Madison - St. Clair Record

Monday, September 16, 2019

Billions in U.S. debt service robs vital government services

Letter to the Editor

By The Madison County Record | Aug 11, 2016

To the Editor:

America’s fiscal year is October 1 to September 30. With two month left in FY16, the U.S. Treasury has already paid creditors $380,925,428,211.67 in interest costs. (That’s $381 billion). 

The average interest rate was just over 2 percent. 

It is expected that the last two month’s of this fiscal year, interest costs will increase another $45 to $66 billion. The total FY16 interest cost may be between $426 and $447 billion.

In FY11, the Treasury paid creditors a record $454,393,280,417.03. (That’s $454 billion)

With the debt at $19.4 trillion (that’s 19,400 billions of dollars) what do you suppose the interest costs to the Treasury will be when the annual interest rate returns to normal? (Normal would be 4 percent to 6 percent)

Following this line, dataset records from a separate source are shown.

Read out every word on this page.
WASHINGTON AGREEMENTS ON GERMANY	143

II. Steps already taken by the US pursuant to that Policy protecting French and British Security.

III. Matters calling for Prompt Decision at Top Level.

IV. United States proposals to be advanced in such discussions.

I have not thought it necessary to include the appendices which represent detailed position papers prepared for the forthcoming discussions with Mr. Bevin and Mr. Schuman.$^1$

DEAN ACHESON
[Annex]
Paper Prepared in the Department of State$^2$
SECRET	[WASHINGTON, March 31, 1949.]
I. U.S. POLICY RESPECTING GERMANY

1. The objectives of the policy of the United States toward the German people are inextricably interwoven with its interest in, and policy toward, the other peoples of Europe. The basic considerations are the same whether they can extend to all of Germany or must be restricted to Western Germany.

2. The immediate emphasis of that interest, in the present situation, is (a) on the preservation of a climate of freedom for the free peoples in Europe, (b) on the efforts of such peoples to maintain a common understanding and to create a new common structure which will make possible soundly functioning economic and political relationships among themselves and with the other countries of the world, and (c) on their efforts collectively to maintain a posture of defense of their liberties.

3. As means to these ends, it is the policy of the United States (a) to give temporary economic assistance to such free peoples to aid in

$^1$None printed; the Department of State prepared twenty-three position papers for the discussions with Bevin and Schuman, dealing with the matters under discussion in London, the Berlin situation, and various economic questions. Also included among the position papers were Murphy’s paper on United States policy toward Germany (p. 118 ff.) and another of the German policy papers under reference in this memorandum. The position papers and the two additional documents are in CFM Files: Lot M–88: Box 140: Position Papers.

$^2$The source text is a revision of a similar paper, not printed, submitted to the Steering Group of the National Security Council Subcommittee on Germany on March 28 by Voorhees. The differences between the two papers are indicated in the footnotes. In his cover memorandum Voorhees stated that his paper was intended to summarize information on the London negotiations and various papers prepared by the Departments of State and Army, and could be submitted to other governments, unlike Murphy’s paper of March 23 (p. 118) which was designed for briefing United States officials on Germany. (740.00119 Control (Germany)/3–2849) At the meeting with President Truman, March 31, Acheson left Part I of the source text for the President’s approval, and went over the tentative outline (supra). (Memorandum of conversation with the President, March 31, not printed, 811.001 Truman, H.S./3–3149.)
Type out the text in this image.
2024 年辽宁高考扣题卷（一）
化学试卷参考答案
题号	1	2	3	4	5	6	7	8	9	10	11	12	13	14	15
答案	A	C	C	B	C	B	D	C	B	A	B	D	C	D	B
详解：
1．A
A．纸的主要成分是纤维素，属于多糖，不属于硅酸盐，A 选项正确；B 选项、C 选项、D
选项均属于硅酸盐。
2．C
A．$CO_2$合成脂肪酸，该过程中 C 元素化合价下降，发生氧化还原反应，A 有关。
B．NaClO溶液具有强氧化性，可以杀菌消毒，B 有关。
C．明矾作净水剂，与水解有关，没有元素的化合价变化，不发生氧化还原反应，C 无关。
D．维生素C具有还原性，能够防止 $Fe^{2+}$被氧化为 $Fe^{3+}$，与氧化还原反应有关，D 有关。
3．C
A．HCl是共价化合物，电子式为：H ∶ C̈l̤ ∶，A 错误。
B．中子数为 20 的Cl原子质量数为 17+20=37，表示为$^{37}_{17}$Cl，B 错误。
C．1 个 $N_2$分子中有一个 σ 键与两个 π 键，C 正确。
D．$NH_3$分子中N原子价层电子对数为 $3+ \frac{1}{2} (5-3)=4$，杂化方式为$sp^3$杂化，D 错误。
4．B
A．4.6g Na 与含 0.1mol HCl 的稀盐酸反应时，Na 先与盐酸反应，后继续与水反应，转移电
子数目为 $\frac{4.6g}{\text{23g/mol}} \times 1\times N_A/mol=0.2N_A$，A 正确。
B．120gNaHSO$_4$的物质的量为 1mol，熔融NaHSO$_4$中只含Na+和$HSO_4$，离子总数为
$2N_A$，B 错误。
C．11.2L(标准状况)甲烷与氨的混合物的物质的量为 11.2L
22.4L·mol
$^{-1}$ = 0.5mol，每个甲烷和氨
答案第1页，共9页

In fiscal year 2015, the federal budget was $3.8 trillion. Of that amount only $1.11 trillion was spent on what budgeters call discretionary items: food and agriculture; transportation; Social Security, unemployment and labor; science; energy and environment; international affairs; housing and community; veterans' benefits; Medicare and health; education; government and military.

The other $2.69 trillion was spent on interest and what budgeters call mandatory items: spending on programs that are required by existing law. Medicare and Social Security are the two largest mandatory spending programs. They are about 40 percent of the federal budget. Agriculture, defense, education and veterans affairs also require mandatory spending.

As interest costs increase, either discretionary spending decreases or the annual deficit increases. Mandatory spending is unaffected unless Congress changes the law. Those mandatory checks always go out.

So, when interest goes from $426 billion per year to $600 billion per year, $174 billion in programs that serve you and your neighbors must be cut. Or, Congress can increase the money supply to continue paying for the programs, which, as you would expect, will lower the purchasing power of your paycheck.

Of course, we could vote in new leadership and change the trajectory of government expenditures. But, for most of you, that’s way too scary.